Assuming that the Form 1041 for the ESTATE is the FINAL Form 1041 and assets of the Estate have been distributed in the timeframe of the Form 1041:
The generated K-1s from the Form 1041 will in fact report any income of the Estate on which the Estate optionally chose not to pay tax but instead distributed pre-tax to the beneficiaries. The same would be true relative to capital loss.
Therefore, here are some illustrations to demonstrate what happens and how it is reported:
- Any expense paid by the Estate but allowable deduction passed to the beneficiaries (such as Executor Fees) - assuming that the beneficiary under TCAJ can deduct!
Also showing how interest income and non-qualified dividend income can be reduced if the allowable expense is partly used to be accounted against that income.
Then, excess allowable deduction passes through on K-1 Line 11A
- Sale of decedent's home where no $250,000/$500,000 exclusion is allowable but as investment property, any capital loss is allowable and any loss or any capital gain is passed through to the beneficiaries on K-1 Line 11C. Alternatively, see the 3rd attachment [page 8, Schedule B of Form 1041, lines 4 & 5] which is an alternative method to report and pass through any capital gains.
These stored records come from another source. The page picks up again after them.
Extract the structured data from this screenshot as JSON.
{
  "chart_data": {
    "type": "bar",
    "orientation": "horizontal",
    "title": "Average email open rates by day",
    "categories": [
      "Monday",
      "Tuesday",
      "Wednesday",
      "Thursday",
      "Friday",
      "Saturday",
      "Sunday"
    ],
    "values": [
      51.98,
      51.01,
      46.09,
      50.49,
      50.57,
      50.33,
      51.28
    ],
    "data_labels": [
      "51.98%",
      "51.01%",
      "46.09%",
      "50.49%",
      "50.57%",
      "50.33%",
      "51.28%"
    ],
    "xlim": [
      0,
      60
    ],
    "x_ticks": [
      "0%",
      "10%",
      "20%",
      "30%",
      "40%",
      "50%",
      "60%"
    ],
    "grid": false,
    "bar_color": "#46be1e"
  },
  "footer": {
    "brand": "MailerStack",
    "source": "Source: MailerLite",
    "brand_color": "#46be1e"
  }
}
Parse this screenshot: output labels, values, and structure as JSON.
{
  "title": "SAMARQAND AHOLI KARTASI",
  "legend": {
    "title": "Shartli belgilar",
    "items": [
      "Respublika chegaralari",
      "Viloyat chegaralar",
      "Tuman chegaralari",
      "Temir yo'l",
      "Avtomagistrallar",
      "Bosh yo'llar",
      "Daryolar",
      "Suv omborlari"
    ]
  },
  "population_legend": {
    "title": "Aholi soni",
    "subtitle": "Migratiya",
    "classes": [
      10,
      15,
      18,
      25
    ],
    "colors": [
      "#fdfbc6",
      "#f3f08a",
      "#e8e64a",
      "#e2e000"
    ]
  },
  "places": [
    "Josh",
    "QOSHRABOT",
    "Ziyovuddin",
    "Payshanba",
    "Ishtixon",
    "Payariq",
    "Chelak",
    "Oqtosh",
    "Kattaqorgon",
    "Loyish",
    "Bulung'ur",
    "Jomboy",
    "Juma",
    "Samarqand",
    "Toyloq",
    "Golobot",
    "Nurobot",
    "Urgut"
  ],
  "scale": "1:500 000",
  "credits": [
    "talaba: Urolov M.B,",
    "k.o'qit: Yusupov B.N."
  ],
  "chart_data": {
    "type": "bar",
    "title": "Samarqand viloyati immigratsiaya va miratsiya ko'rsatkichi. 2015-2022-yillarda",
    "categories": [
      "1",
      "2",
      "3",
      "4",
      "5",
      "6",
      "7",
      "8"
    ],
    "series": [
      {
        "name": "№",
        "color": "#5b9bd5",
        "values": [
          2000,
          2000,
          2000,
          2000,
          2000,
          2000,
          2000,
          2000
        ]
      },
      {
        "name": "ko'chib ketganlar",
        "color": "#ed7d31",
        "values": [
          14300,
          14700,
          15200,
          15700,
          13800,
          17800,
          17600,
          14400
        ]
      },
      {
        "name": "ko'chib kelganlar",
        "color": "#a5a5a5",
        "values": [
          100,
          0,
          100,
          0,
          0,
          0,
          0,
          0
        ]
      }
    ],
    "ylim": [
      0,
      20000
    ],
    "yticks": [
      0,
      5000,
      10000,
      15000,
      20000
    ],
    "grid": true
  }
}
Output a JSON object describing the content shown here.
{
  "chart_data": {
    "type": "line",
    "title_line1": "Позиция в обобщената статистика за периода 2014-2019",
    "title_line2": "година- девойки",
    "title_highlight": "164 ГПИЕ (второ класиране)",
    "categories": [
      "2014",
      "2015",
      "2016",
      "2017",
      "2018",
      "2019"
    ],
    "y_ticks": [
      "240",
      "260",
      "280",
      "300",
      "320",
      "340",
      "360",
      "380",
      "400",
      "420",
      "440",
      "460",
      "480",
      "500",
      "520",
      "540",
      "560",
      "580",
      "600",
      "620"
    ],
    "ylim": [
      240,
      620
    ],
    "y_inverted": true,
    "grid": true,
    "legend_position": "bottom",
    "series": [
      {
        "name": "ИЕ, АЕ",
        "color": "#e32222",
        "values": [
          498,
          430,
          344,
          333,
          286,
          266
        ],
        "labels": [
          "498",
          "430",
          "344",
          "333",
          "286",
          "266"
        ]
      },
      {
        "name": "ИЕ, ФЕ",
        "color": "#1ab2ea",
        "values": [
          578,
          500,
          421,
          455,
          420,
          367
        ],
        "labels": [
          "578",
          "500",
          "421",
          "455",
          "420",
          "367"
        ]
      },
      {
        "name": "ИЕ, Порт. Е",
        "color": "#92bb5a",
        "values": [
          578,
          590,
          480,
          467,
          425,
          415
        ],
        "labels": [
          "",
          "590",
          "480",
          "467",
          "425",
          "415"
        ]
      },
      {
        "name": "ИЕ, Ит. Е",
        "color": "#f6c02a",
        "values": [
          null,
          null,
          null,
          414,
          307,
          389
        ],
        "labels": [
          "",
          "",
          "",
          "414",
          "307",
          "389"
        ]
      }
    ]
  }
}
- Last attachment:Form 1041 Allocations to Beneficiary K-1 Note especially, that the corpus or principal of the Estate, which itself is post-tax, presuming that any residual income in the corpus previously had taxes paid against it on recognition of that income, is passed to the beneficiaries. See page 8 of Form 1041 Schedule B line 9 and line 10, where Line 9 is the reportable Ordinary Income that will show on the K-1 in the respective lines (5, or 6, as an example) but line 10 is the distributed principal but does not appear on the K-1 since it is not reportable income (or loss).